Energy Equ(al)ity

According to the International Energy Association, approximately 1.2 billion people currently live without access to electricity. That is a staggering figure! Imagine if 1 out of every 8 people you know didn’t have lights after dark or even on demand hot water. That means no Netflix, no Facebook and no Twitter. Of the 6.2 billion people who do have access to electricity, though, what about those who experience unreliable or prohibitively expensive energy?

Design research company Paper Giant recently came across such a case on a recent research project in Ainggyi village, in rural Myanmar.

Ainggyi has around 4,500 inhabitants in almost 1,000 households. A decade ago the wealthiest in the community banded together to build a diesel microgrid to which all households could connect to. Energy users paid a monthly fee to the project financiers to access the service. The diesel grid ran for 4.5 hours in the evening, providing critical light and cell phone charging.

Around three months ago, an NGO visited Ainggyi and offered the villagers individual solar and battery systems, financed through a loan-hire scheme. An appealing proposition, many opted in to the program. And whilst there are supply issues during periods of low solar production, they have chosen to disconnect from the community microgrid. The wealthier families have individual generators to make up the supply gap and some just work around the limitations of the technology.

Sounds like a win for the community, right? Unfortunately, there was a catch…

With a high proportion of villagers disconnecting from the microgrid, those who have remained have to bear the remaining costs, which are higher than before as there are less people sharing the financial burden. This has resulted in some families being unable to afford either the loan-hire scheme for the solar systems, nor the increased monthly fee for the microgrid.
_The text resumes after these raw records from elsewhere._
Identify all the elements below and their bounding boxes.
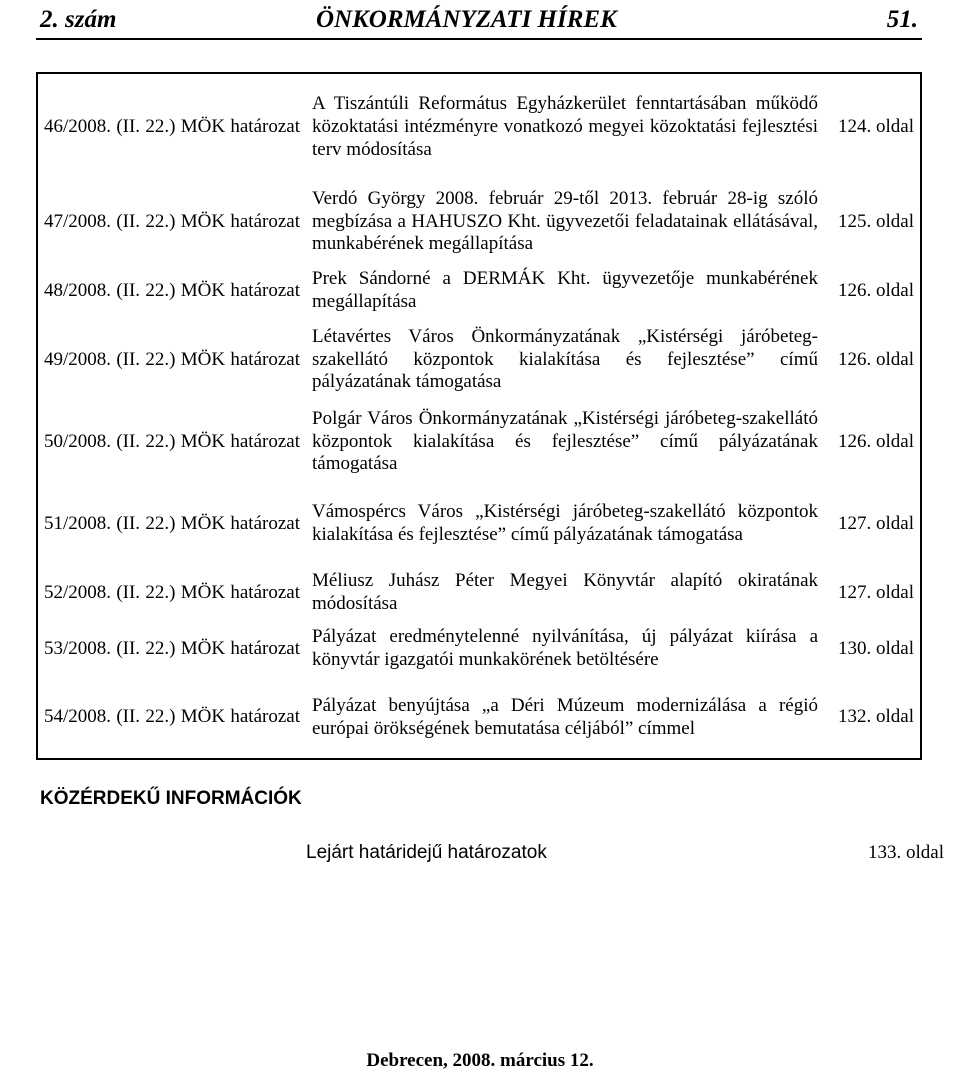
resolution-id: 47/2008. (II. 22.) MÖK határozat xyxy=(44,210,300,232)
table-row xyxy=(37,565,921,621)
info-item-label: Lejárt határidejű határozatok xyxy=(306,842,547,863)
page-number: 51. xyxy=(886,6,918,33)
section-title: KÖZÉRDEKŰ INFORMÁCIÓK xyxy=(40,788,302,809)
resolution-id: 53/2008. (II. 22.) MÖK határozat xyxy=(44,637,300,659)
resolutions-table xyxy=(36,72,922,760)
resolution-page: 126. oldal xyxy=(838,279,914,301)
resolution-page: 127. oldal xyxy=(838,581,914,603)
resolution-description: Prek Sándorné a DERMÁK Kht. ügyvezetője munkabérének megállapítása xyxy=(312,268,818,312)
resolution-page: 126. oldal xyxy=(838,430,914,452)
resolution-page: 126. oldal xyxy=(838,348,914,370)
table-row xyxy=(37,73,921,181)
resolution-description: Pályázat eredménytelenné nyilvánítása, új pályázat kiírása a könyvtár igazgatói munkakörének betöltésére xyxy=(312,626,818,670)
resolution-id: 49/2008. (II. 22.) MÖK határozat xyxy=(44,348,300,370)
resolution-description: Pályázat benyújtása „a Déri Múzeum modernizálása a régió európai örökségének bemutatása céljából” címmel xyxy=(312,694,818,739)
issue-number: 2. szám xyxy=(40,6,117,33)
table-row xyxy=(37,263,921,319)
page-header xyxy=(36,4,922,40)
resolution-description: Polgár Város Önkormányzatának „Kistérségi járóbeteg-szakellátó központok kialakítása és fejlesztése” című pályázatának támogatása xyxy=(312,407,818,475)
resolution-id: 52/2008. (II. 22.) MÖK határozat xyxy=(44,581,300,603)
publication-title: ÖNKORMÁNYZATI HÍREK xyxy=(316,6,617,33)
table-row xyxy=(37,677,921,759)
table-row xyxy=(37,621,921,677)
info-item-page: 133. oldal xyxy=(868,842,944,863)
table-row xyxy=(37,401,921,483)
resolution-page: 124. oldal xyxy=(838,116,914,138)
table-row xyxy=(37,319,921,401)
resolution-description: Létavértes Város Önkormányzatának „Kistérségi járóbeteg-szakellátó központok kialakítása és fejlesztése” című pályázatának támogatása xyxy=(312,325,818,393)
resolution-description: A Tiszántúli Református Egyházkerület fenntartásában működő közoktatási intézményre vonatkozó megyei közoktatási fejlesztési terv módosítása xyxy=(312,93,818,160)
resolution-description: Méliusz Juhász Péter Megyei Könyvtár alapító okiratának módosítása xyxy=(312,570,818,614)
resolution-page: 127. oldal xyxy=(838,512,914,534)
resolution-id: 48/2008. (II. 22.) MÖK határozat xyxy=(44,279,300,301)
footer-place-date: Debrecen, 2008. március 12. xyxy=(366,1050,594,1071)
resolution-page: 125. oldal xyxy=(838,210,914,232)
table-row xyxy=(37,483,921,565)
resolution-id: 51/2008. (II. 22.) MÖK határozat xyxy=(44,512,300,534)
resolution-page: 132. oldal xyxy=(838,706,914,728)
resolution-description: Verdó György 2008. február 29-től 2013. február 28-ig szóló megbízása a HAHUSZO Kht. ügyvezetői feladatainak ellátásával, munkabérének megállapítása xyxy=(312,187,818,255)
resolution-page: 130. oldal xyxy=(838,637,914,659)
resolution-id: 50/2008. (II. 22.) MÖK határozat xyxy=(44,430,300,452)
resolution-id: 46/2008. (II. 22.) MÖK határozat xyxy=(44,116,300,138)
table-row xyxy=(37,181,921,263)
resolution-id: 54/2008. (II. 22.) MÖK határozat xyxy=(44,706,300,728)
resolution-description: Vámospércs Város „Kistérségi járóbeteg-szakellátó központok kialakítása és fejlesztése” című pályázatának támogatása xyxy=(312,501,818,545)
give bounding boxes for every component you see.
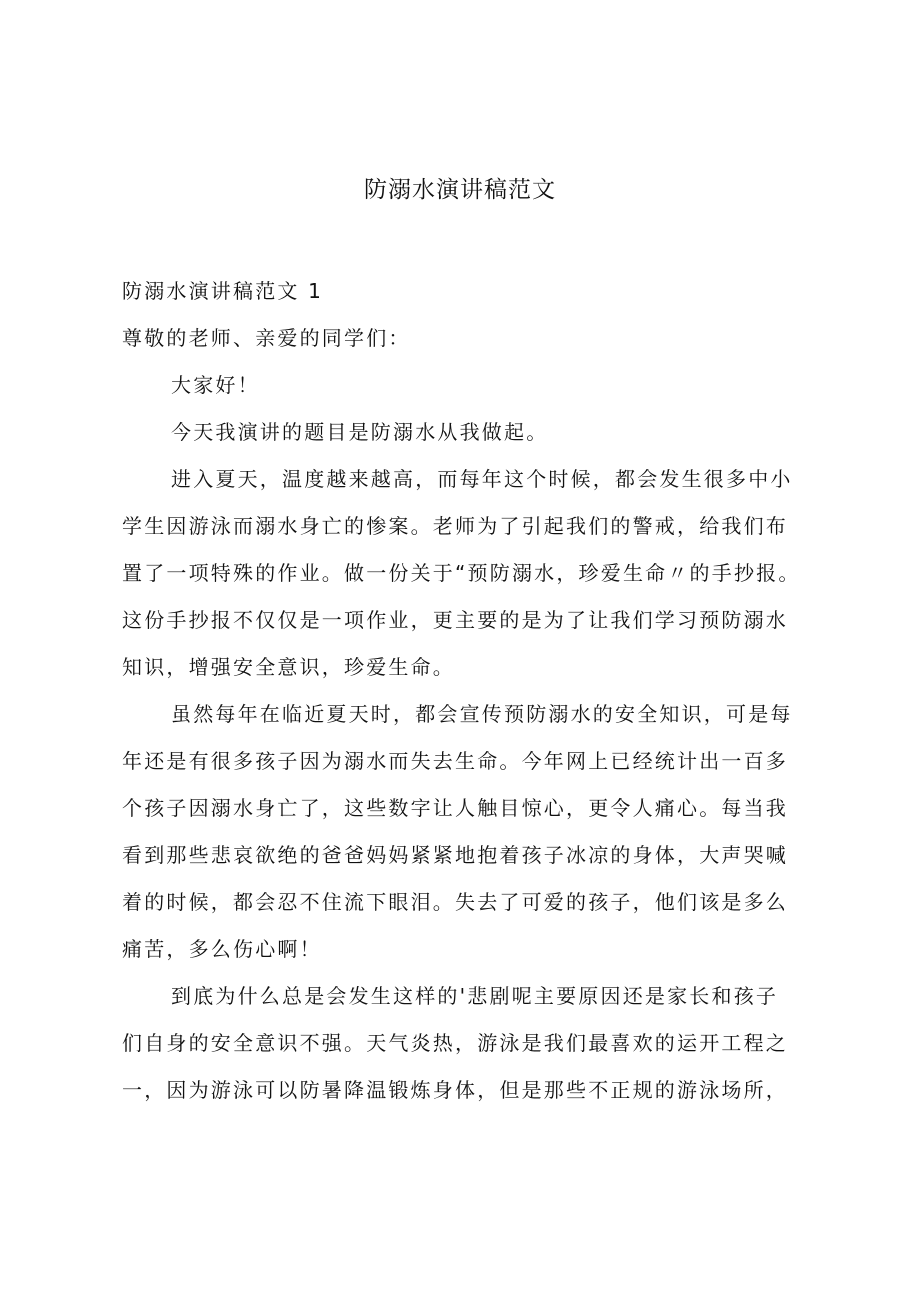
text-line: 一，因为游泳可以防暑降温锻炼身体，但是那些不正规的游泳场所，: [122, 1078, 788, 1102]
text-line: 着的时候，都会忍不住流下眼泪。失去了可爱的孩子，他们该是多么: [122, 890, 788, 914]
text-line: 进入夏天，温度越来越高，而每年这个时候，都会发生很多中小: [171, 467, 793, 491]
text-line: 到底为什么总是会发生这样的'悲剧呢主要原因还是家长和孩子: [171, 984, 779, 1008]
text-line: 防溺水演讲稿范文 1: [122, 279, 324, 303]
document-title: 防溺水演讲稿范文: [364, 177, 556, 203]
document-body: [122, 268, 818, 1114]
text-line: 个孩子因溺水身亡了，这些数字让人触目惊心，更令人痛心。每当我: [122, 796, 788, 820]
text-line: 痛苦，多么伤心啊！: [122, 937, 322, 961]
text-line: 这份手抄报不仅仅是一项作业，更主要的是为了让我们学习预防溺水: [122, 608, 788, 632]
text-line: 看到那些悲哀欲绝的爸爸妈妈紧紧地抱着孩子冰凉的身体，大声哭喊: [122, 843, 788, 867]
text-line: 们自身的安全意识不强。天气炎热，游泳是我们最喜欢的运开工程之: [122, 1031, 788, 1055]
text-line: 学生因游泳而溺水身亡的惨案。老师为了引起我们的警戒，给我们布: [122, 514, 788, 538]
text-line: 知识，增强安全意识，珍爱生命。: [122, 655, 455, 679]
text-line: 尊敬的老师、亲爱的同学们：: [122, 326, 411, 350]
text-line: 今天我演讲的题目是防溺水从我做起。: [171, 420, 549, 444]
text-line: 置了一项特殊的作业。做一份关于“预防溺水，珍爱生命〃的手抄报。: [122, 561, 801, 585]
text-line: 大家好！: [171, 373, 260, 397]
text-line: 虽然每年在临近夏天时，都会宣传预防溺水的安全知识，可是每: [171, 702, 793, 726]
text-line: 年还是有很多孩子因为溺水而失去生命。今年网上已经统计出一百多: [122, 749, 788, 773]
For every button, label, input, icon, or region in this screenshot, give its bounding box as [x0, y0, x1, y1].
At the same time community assets like the local school don’t have electricity to power fans and other important appliances.

A solar battery system in Ainggyi (source)

As much as this is a challenge for the local community in Aingyyi, we are seeing this play out in many more mature energy markets, including in Australia.

Whilst your neighbour’s rooftop solar installation is saving them money on grid energy, you are left with a more expensive grid. As those who can install solar, do, those who cannot have to pay more for their energy. Over time, this could lead to what has been dubbed the ‘utility death spiral,’ whereby as more people go ‘off-grid’, the cost of maintaining the networks is borne by fewer people, raising electricity prices and making going off-grid even more economically attractive. Thus a downward spiral is set into play.

Going off-grid would need thousands of little generators to keep the lights on when the solar and batteries draw down, and is not very efficient, nor sustainable in a macro sense.

Do you want one of these whirring away in your backyard? Not me. (source)

Whilst I don’t think we’ll get to that point in the extreme case, this is a real and present issue. Last year Reneweconomy wrote about a €100 billion loss for Europe’s major energy utilities.

Europe’s Major Utility Losses (source)

This has been driven by reduced demand from energy efficiency measures and distributed generation. The corollary to such massive financial losses is the need to charge more for the energy they sell!

So how can we avoid this? If we can incentivise utilities to support solar and battery owners in sharing their renewable energy with others, this makes using the grid a good economic decision — keeping individuals on-grid.

We are, of course, a little biased but an energy market where solar and battery owners could trade their excess energy with consumers in their community would increase cost competitiveness and keep prices down.

Importantly, by keeping utility companies engaged, the grid would become cheaper, more resilient, and more reliable. As an added bonus, rather than using energy generated from burning ancient petrified plants far off in the horizon, you would get to buy renewable energy which was generated locally.

While we’re aware of some retailers, networks and utilities that are thinking about this new energy ecosystem, movement is slow. The recent decision to delay 5 minute settlements in the National Electricity Market is testament to this.

With the mass of incumbent assets we have in mature energy markets, the villagers of Ainggyi might just get affordable, clean, community energy before you do!